In Pinter's A Book of Abstract Algebra, the reader is asked in Chapter 15 Exercise C5 to prove the following:
I've translated this (for my own benefit) into the following notation:
$\exists x \in G \backepsilon \langle Hx \rangle = G / H \iff \exists a \in G \backepsilon \forall g \in G, \exists n \in \mathbb Z \backepsilon ga^n \in H$
where the backwards epsilon is my notation for "s.t." and $H$ is a normal subgroup of $G$. Note that I changed the symbol-notation from $x$ to $g$ to avoid any confusion. I will adhere to the highlighted notation in my below steps.
The only theorem that I am also equipped with is the following:
$Ha=Hb \iff b \in Ha \ \land \ a\in Hb$
Pinter does not mention whether or not the elements have finite or infinite order…so I will show what I have thus far for the case of quotient groups whose elements have finite order (I have no clue how to even begin in the case of quotient groups whose elements have infinite order).
So…without further adieu:
Let $Hx$ be the coset that generates all other cosets in $G/H$.
Let $\operatorname{ord}(Hx)=m \ \ \ \ \ $(this is where the finite part came in)
Therefore $(Hx)^m = He$
Which means $(Hx^m) = H$
… and $x^m \in H$
This is where I get stuck. It seems to me the next step is to show that $\exists a \backepsilon \forall g, \exists n \backepsilon ga^n = x^m$ or $x^{mk}$, where $k$ is an integer. I include the $x^{mk}$ because if $x^m \in H$ then $x^{mk} \in H$ as well.

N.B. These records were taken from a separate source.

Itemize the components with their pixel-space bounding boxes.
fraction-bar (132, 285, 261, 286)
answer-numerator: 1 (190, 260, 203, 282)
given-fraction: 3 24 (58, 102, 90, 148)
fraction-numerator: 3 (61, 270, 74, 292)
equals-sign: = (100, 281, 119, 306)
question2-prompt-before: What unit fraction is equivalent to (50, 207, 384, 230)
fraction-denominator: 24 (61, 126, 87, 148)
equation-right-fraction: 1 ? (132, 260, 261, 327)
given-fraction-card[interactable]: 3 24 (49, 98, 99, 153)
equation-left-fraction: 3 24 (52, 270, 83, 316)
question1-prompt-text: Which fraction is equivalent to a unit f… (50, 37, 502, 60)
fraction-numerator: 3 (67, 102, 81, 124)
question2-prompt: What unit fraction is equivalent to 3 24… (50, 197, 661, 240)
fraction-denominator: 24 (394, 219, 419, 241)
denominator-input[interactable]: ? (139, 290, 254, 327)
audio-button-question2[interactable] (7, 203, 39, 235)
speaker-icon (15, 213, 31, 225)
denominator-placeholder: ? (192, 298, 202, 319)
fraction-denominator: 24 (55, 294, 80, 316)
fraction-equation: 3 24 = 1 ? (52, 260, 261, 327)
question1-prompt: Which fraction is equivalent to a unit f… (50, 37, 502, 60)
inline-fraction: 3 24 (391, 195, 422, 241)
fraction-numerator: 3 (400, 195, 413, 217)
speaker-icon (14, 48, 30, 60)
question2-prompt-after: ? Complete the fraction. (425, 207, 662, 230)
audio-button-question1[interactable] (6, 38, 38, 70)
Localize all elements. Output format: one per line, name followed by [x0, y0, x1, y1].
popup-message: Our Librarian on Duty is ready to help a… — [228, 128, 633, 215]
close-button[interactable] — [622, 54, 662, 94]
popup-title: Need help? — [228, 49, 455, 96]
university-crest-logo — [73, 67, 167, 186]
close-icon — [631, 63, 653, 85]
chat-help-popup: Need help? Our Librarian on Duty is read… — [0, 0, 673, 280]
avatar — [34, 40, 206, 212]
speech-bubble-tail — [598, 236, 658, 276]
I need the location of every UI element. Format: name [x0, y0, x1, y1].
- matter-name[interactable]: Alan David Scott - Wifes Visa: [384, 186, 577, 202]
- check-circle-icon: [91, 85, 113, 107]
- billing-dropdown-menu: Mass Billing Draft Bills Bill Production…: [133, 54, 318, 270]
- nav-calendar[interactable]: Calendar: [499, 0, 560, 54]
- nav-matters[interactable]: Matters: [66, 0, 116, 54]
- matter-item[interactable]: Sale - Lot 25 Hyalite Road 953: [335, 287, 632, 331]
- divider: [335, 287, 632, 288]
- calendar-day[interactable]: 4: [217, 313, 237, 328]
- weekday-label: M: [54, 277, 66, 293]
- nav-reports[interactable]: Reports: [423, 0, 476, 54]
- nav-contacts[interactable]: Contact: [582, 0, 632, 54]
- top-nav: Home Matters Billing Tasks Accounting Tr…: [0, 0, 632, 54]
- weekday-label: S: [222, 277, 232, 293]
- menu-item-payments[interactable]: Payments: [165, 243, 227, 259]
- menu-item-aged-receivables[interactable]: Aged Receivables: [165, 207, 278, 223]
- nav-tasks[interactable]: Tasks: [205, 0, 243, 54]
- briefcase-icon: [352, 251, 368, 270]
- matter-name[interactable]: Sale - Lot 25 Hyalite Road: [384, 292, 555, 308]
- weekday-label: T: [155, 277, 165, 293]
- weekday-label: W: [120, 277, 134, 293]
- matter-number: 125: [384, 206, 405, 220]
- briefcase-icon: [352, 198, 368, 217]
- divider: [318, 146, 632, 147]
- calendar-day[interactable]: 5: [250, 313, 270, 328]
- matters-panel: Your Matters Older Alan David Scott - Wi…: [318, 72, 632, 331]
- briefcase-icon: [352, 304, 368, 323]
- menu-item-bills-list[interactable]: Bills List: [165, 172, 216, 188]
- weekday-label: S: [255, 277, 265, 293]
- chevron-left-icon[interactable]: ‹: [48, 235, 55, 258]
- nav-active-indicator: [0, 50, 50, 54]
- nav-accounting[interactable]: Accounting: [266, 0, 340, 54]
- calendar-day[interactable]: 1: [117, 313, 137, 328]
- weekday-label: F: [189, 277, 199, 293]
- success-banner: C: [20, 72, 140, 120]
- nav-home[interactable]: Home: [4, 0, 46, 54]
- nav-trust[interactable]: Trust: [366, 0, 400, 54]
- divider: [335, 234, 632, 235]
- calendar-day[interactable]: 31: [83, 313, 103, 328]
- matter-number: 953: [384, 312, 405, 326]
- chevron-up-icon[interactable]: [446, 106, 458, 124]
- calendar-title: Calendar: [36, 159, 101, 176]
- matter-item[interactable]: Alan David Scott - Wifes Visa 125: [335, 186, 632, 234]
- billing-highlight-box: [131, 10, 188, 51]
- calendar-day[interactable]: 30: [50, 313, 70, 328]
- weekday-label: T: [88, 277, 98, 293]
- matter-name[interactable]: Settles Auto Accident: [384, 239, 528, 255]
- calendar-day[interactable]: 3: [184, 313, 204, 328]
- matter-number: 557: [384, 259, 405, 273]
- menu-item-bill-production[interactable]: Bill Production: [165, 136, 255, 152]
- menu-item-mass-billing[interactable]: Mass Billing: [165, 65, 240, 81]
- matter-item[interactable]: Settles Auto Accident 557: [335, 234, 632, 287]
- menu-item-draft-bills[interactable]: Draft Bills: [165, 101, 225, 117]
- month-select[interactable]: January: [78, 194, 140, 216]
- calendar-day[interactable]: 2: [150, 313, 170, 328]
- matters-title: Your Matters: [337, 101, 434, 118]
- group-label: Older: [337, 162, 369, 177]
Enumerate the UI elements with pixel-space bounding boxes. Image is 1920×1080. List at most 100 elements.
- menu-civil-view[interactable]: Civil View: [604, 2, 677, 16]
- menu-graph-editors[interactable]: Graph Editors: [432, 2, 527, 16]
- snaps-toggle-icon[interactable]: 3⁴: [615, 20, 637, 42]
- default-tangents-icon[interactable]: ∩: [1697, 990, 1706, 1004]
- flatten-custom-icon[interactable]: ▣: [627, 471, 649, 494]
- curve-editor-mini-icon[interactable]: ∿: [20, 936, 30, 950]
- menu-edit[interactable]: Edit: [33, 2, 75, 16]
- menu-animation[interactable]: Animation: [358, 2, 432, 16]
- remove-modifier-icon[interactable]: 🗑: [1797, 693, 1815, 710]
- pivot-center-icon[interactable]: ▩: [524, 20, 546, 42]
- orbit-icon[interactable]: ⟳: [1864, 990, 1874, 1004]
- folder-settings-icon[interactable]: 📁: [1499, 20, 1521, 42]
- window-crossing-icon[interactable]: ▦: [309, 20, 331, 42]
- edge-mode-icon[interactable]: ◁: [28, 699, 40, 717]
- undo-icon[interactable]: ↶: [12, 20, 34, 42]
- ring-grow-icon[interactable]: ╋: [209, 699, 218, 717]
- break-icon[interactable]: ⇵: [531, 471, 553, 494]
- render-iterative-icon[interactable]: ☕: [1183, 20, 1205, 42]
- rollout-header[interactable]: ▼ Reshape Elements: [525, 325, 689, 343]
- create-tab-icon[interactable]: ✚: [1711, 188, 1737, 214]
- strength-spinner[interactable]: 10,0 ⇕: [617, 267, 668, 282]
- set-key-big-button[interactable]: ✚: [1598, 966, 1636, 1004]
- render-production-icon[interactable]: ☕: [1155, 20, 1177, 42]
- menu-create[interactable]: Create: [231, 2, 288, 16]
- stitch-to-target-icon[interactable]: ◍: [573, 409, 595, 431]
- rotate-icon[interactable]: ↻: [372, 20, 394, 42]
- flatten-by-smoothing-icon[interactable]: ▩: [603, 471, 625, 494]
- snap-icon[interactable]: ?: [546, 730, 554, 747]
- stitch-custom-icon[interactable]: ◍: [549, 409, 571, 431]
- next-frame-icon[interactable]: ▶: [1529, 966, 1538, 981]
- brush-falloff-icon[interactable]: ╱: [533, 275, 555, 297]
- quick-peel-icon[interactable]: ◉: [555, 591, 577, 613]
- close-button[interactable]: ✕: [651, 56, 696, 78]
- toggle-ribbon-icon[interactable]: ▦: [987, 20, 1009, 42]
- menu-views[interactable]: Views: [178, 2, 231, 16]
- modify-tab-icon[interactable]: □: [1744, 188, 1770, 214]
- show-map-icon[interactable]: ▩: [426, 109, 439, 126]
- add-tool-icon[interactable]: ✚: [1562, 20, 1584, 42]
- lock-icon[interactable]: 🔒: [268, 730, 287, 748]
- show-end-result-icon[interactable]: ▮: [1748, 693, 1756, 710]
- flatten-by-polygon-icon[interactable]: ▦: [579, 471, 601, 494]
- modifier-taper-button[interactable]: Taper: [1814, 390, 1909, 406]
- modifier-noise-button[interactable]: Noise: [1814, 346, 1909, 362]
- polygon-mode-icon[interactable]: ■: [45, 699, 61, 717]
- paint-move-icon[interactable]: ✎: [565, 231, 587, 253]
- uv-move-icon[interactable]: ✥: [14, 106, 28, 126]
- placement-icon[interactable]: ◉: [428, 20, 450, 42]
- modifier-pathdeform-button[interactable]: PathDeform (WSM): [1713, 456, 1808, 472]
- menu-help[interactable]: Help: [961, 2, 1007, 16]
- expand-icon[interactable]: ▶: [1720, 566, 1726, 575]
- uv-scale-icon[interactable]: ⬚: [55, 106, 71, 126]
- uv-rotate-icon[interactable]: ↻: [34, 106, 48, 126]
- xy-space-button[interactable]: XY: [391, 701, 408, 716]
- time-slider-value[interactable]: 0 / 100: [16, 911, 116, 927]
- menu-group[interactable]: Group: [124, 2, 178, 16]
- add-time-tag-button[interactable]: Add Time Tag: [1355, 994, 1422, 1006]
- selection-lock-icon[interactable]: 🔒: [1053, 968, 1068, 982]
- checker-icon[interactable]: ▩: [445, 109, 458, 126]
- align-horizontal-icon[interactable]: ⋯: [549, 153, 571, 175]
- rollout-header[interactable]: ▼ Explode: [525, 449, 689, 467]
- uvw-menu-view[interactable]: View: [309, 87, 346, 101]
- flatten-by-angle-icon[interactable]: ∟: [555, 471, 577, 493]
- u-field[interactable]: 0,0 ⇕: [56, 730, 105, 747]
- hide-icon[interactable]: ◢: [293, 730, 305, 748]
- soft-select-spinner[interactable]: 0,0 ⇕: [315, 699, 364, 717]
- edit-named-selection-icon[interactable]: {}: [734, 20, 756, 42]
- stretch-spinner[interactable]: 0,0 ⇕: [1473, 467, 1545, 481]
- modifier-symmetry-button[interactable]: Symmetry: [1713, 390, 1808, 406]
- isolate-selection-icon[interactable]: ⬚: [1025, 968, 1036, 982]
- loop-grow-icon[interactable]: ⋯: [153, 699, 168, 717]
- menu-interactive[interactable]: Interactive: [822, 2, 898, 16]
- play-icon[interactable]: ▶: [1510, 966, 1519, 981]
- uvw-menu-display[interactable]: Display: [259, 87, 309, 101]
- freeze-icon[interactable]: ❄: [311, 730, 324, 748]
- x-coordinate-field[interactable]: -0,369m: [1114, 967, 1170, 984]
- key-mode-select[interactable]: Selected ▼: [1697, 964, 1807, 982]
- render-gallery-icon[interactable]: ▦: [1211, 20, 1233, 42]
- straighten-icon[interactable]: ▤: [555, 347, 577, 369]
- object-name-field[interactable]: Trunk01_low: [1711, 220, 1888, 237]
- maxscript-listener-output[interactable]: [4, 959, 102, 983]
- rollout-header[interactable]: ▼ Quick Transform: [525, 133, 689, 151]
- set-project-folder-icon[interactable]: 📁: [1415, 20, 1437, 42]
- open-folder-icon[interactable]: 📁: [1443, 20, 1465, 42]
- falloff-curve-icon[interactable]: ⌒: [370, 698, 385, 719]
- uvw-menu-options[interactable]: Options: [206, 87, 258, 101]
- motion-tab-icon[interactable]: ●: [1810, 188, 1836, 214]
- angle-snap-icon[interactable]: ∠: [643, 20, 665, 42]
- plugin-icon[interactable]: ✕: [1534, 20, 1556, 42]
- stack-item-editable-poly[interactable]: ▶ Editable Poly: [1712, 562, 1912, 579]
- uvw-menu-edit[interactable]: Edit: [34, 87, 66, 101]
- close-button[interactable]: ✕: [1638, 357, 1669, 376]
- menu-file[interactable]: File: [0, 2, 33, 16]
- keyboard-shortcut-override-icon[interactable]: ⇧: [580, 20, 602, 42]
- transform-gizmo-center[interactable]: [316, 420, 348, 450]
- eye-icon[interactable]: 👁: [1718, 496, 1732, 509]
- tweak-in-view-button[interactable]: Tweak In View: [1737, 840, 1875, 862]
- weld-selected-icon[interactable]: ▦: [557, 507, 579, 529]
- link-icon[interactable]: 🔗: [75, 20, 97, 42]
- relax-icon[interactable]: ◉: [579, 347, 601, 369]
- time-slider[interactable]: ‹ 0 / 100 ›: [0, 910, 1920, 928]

I still haven't used the fact that $Hx$ generates $G/H$ so I am guessing that $G/H = \{H, Hx, Hx^2, Hx^3, …, Hx^{m-2}, Hx^{m-1} \}$ is probably relevant.
Any thoughts? (Also, if there is a more general case that can be reasoned for infinite order, please feel free to comment). Cheers~
Best Answer
Suppose $G/H $ is cyclic, i.e. $G/H=\langle aH\rangle$ for some $a\in G $. Let $x\in G $. Then $x^{-1}H $ can be written as $a^nH $ for some positive integer $n$.But $x^{-1}H=a^nH$ iff $(x^{-1})^{-1}a^n=xa^n\in H $. Can you complete now?